The researchers looked at data from all HIV-negative men who have sex with men (MSM) who had positive HCV antibody tests at sexual health clinicsbetween January 2010 and May 2014. They used European AIDS Network (NEAT) criteria to determine acute infection, indicated by a positive HCV antibody or HCV RNA test following a documented negative test.

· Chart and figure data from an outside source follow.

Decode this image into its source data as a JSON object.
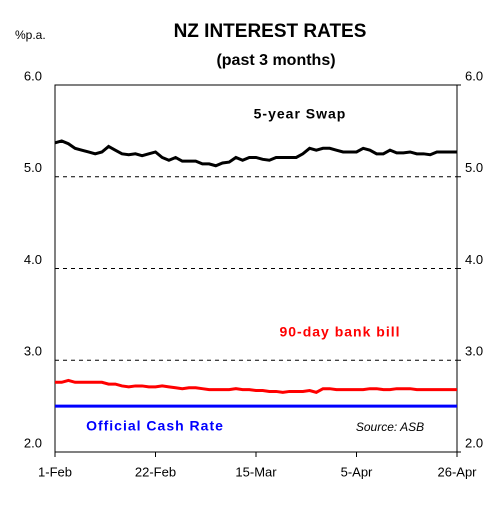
{
  "chart_data": {
    "type": "line",
    "title": "NZ INTEREST RATES",
    "subtitle": "(past 3 months)",
    "y_label": "%p.a.",
    "annotation": "Source: ASB",
    "categories": [
      "1-Feb",
      null,
      null,
      null,
      null,
      null,
      null,
      null,
      null,
      null,
      null,
      null,
      null,
      null,
      null,
      "22-Feb",
      null,
      null,
      null,
      null,
      null,
      null,
      null,
      null,
      null,
      null,
      null,
      null,
      null,
      null,
      "15-Mar",
      null,
      null,
      null,
      null,
      null,
      null,
      null,
      null,
      null,
      null,
      null,
      null,
      null,
      null,
      "5-Apr",
      null,
      null,
      null,
      null,
      null,
      null,
      null,
      null,
      null,
      null,
      null,
      null,
      null,
      null,
      "26-Apr"
    ],
    "series": [
      {
        "name": "5-year Swap",
        "color": "#000000",
        "values": [
          5.37,
          5.39,
          5.36,
          5.31,
          5.29,
          5.27,
          5.25,
          5.27,
          5.33,
          5.29,
          5.25,
          5.24,
          5.25,
          5.23,
          5.25,
          5.27,
          5.21,
          5.18,
          5.21,
          5.17,
          5.17,
          5.17,
          5.14,
          5.14,
          5.12,
          5.15,
          5.16,
          5.21,
          5.18,
          5.21,
          5.21,
          5.19,
          5.18,
          5.21,
          5.21,
          5.21,
          5.21,
          5.25,
          5.31,
          5.29,
          5.31,
          5.31,
          5.29,
          5.27,
          5.27,
          5.27,
          5.31,
          5.29,
          5.25,
          5.25,
          5.29,
          5.26,
          5.26,
          5.27,
          5.25,
          5.25,
          5.24,
          5.27,
          5.27,
          5.27,
          5.27
        ]
      },
      {
        "name": "90-day bank bill",
        "color": "#ff0000",
        "values": [
          2.76,
          2.76,
          2.78,
          2.76,
          2.76,
          2.76,
          2.76,
          2.76,
          2.74,
          2.74,
          2.72,
          2.71,
          2.72,
          2.72,
          2.71,
          2.71,
          2.72,
          2.71,
          2.7,
          2.69,
          2.7,
          2.7,
          2.69,
          2.68,
          2.68,
          2.68,
          2.68,
          2.69,
          2.68,
          2.68,
          2.67,
          2.67,
          2.66,
          2.66,
          2.65,
          2.66,
          2.66,
          2.66,
          2.67,
          2.65,
          2.69,
          2.69,
          2.68,
          2.68,
          2.68,
          2.68,
          2.68,
          2.69,
          2.69,
          2.68,
          2.68,
          2.69,
          2.69,
          2.69,
          2.68,
          2.68,
          2.68,
          2.68,
          2.68,
          2.68,
          2.68
        ]
      },
      {
        "name": "Official Cash Rate",
        "color": "#0000ff",
        "values": [
          2.5,
          2.5,
          2.5,
          2.5,
          2.5,
          2.5,
          2.5,
          2.5,
          2.5,
          2.5,
          2.5,
          2.5,
          2.5,
          2.5,
          2.5,
          2.5,
          2.5,
          2.5,
          2.5,
          2.5,
          2.5,
          2.5,
          2.5,
          2.5,
          2.5,
          2.5,
          2.5,
          2.5,
          2.5,
          2.5,
          2.5,
          2.5,
          2.5,
          2.5,
          2.5,
          2.5,
          2.5,
          2.5,
          2.5,
          2.5,
          2.5,
          2.5,
          2.5,
          2.5,
          2.5,
          2.5,
          2.5,
          2.5,
          2.5,
          2.5,
          2.5,
          2.5,
          2.5,
          2.5,
          2.5,
          2.5,
          2.5,
          2.5,
          2.5,
          2.5,
          2.5
        ]
      }
    ],
    "ylim": [
      2,
      6
    ],
    "yticks": [
      {
        "value": 2,
        "label": "2.0"
      },
      {
        "value": 3,
        "label": "3.0"
      },
      {
        "value": 4,
        "label": "4.0"
      },
      {
        "value": 5,
        "label": "5.0"
      },
      {
        "value": 6,
        "label": "6.0"
      }
    ],
    "y2lim": [
      2,
      6
    ],
    "y2ticks": [
      {
        "value": 2,
        "label": "2.0"
      },
      {
        "value": 3,
        "label": "3.0"
      },
      {
        "value": 4,
        "label": "4.0"
      },
      {
        "value": 5,
        "label": "5.0"
      },
      {
        "value": 6,
        "label": "6.0"
      }
    ],
    "grid": true
  }
}
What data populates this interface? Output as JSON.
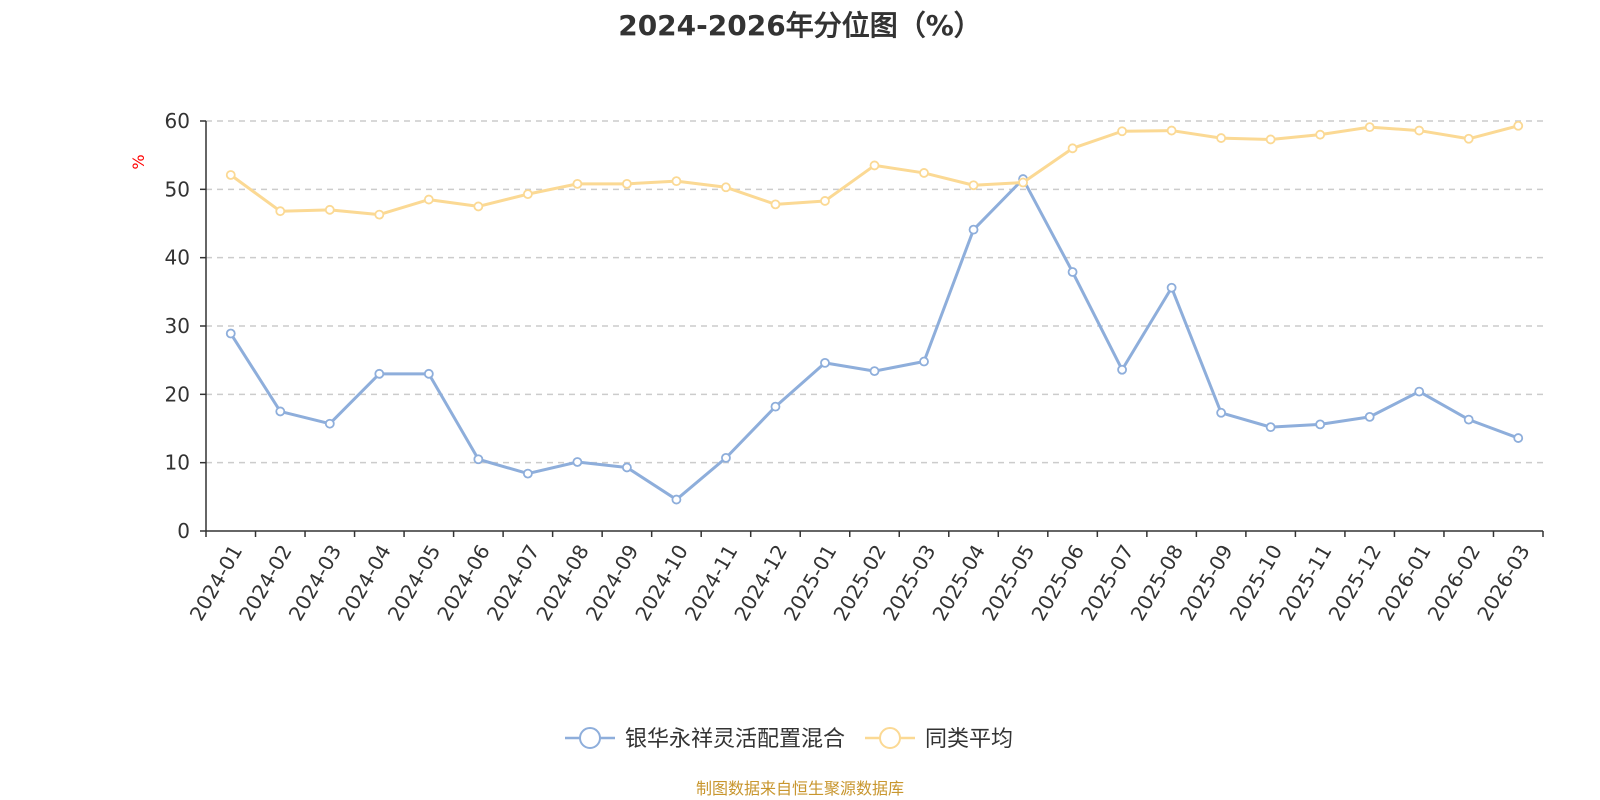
{
  "chart_data": {
    "type": "line",
    "title": "2024-2026年分位图（%）",
    "ylabel": "%",
    "xlabel": "",
    "ylim": [
      0,
      60
    ],
    "yticks": [
      0,
      10,
      20,
      30,
      40,
      50,
      60
    ],
    "grid": "horizontal-dashed",
    "legend_position": "bottom",
    "categories": [
      "2024-01",
      "2024-02",
      "2024-03",
      "2024-04",
      "2024-05",
      "2024-06",
      "2024-07",
      "2024-08",
      "2024-09",
      "2024-10",
      "2024-11",
      "2024-12",
      "2025-01",
      "2025-02",
      "2025-03",
      "2025-04",
      "2025-05",
      "2025-06",
      "2025-07",
      "2025-08",
      "2025-09",
      "2025-10",
      "2025-11",
      "2025-12",
      "2026-01",
      "2026-02",
      "2026-03"
    ],
    "series": [
      {
        "name": "银华永祥灵活配置混合",
        "color": "#8eaedb",
        "values": [
          28.9,
          17.5,
          15.7,
          23.0,
          23.0,
          10.5,
          8.4,
          10.1,
          9.3,
          4.6,
          10.7,
          18.2,
          24.6,
          23.4,
          24.8,
          44.1,
          51.5,
          37.9,
          23.6,
          35.6,
          17.3,
          15.2,
          15.6,
          16.7,
          20.4,
          16.3,
          13.6
        ]
      },
      {
        "name": "同类平均",
        "color": "#fbd994",
        "values": [
          52.1,
          46.8,
          47.0,
          46.3,
          48.5,
          47.5,
          49.3,
          50.8,
          50.8,
          51.2,
          50.3,
          47.8,
          48.3,
          53.5,
          52.4,
          50.6,
          51.0,
          56.0,
          58.5,
          58.6,
          57.5,
          57.3,
          58.0,
          59.1,
          58.6,
          57.4,
          59.3
        ]
      }
    ]
  },
  "footer": {
    "source": "制图数据来自恒生聚源数据库"
  }
}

Other criteria included ALT liver enzyme elevation following a normal level or clinical symptoms such as fever, fatigue, nausea, jaundice, or upper abdominal pain.

Results

  • A total of 44 HIV-negative men fulfilled the criteria for acute hepatitis C:

o   10 men (23%) were HCV RNA negative at baseline and classified as having prior spontaneous HCV clearance;

o   15 men (34%) previously had a negative HCV antibody test within the prior year;

o   11 men (25%) had significant ALT elevations;

o   18 men (41%) were clinically diagnosed based on exposure risk and history.

  • Two-thirds of the HIV-negative menwith acute hepatitis C were white and the median age was 37 years.
  • The men reported a median of 2 and an average of 7 sex partners (range 1-100).
  • Most had HCV genotype 1 -- the most common type in the U.K. -- though a few had genotypes 3 or 4.
  • 41 men (93%) reported anal sex without condoms; most (88%) were both tops and bottoms, but 4 reported only receptive and 1 reported only insertive intercourse.
  • Substantial proportions reported other potential risk factors for HCV infection:

o   12 (27%) engaged in group sex;

o   11 (25%) practiced fisting;

o   16 (36%) reported nasal drug use and 9 (21%) reported injection drug use;

o   14 (32%) said they had unprotected sex while using recreational drugs.

o   13 men (30%) had a co-existing sexually transmitted infection at the time of acute hepatitis C diagnosis.

  • 29 men said they were aware of a partner's HIV or HCV status, including 2 (5%) who had sex with a known HCV monoinfected partner, 13 (30%) who did so with an HIV-monoinfected partner, and 6 (14%) who did so with an HIV/HCV coinfected partner.
  • 8 men (18%) had received HIV post-exposure prophylaxis (PEP) within the 6 months prior to HCV diagnosis, and 2 men (5%) were participants in a HIV pre-exposure prophylaxis (PrEP) trial.
  • 15 men with acute infection (34%) experienced spontaneous HCV clearance, while 11 (25%) received hepatitis C treatment.

Looking at testing practices, based on the number of HIV-negative MSM seeking sexual health services who received an HCV test in a typical month, McFaul's team estimated that fewer than 35,000 HIV-negative men -- or about 15% -- had been screened for HCV, while nearly 200,000 were not screened.

"HIV-negative MSM remain at risk of HCV infection, sharing similar risk behaviors as HIV-positive MSM," the study authors concluded. "HCV testing should be part of routine sexual health screening in those with risk factors, particularly in environments with high HCV prevalence."

Though the rate of acute HCV diagnosis was low in this population -- 44 out of more than 34,000 HIV-negative men, or less than 1% -- the researchers consider it an important yet under-researched issue.

"Accurate history taking, documentation of drug use, and risk prevention strategies are crucial in this population," they wrote. "Larger, prospective data are needed to further clarify the incidence and prevalence of hepatitis C in MSM without HIV infection."

7/9/15

Reference

K McFaul, A Maghlaoui, M Nzuruba, et al. Acute hepatitis C infection in HIV-negative men who have sex with men. Journal of Viral Hepatitis 22(6):535-538. June 2015.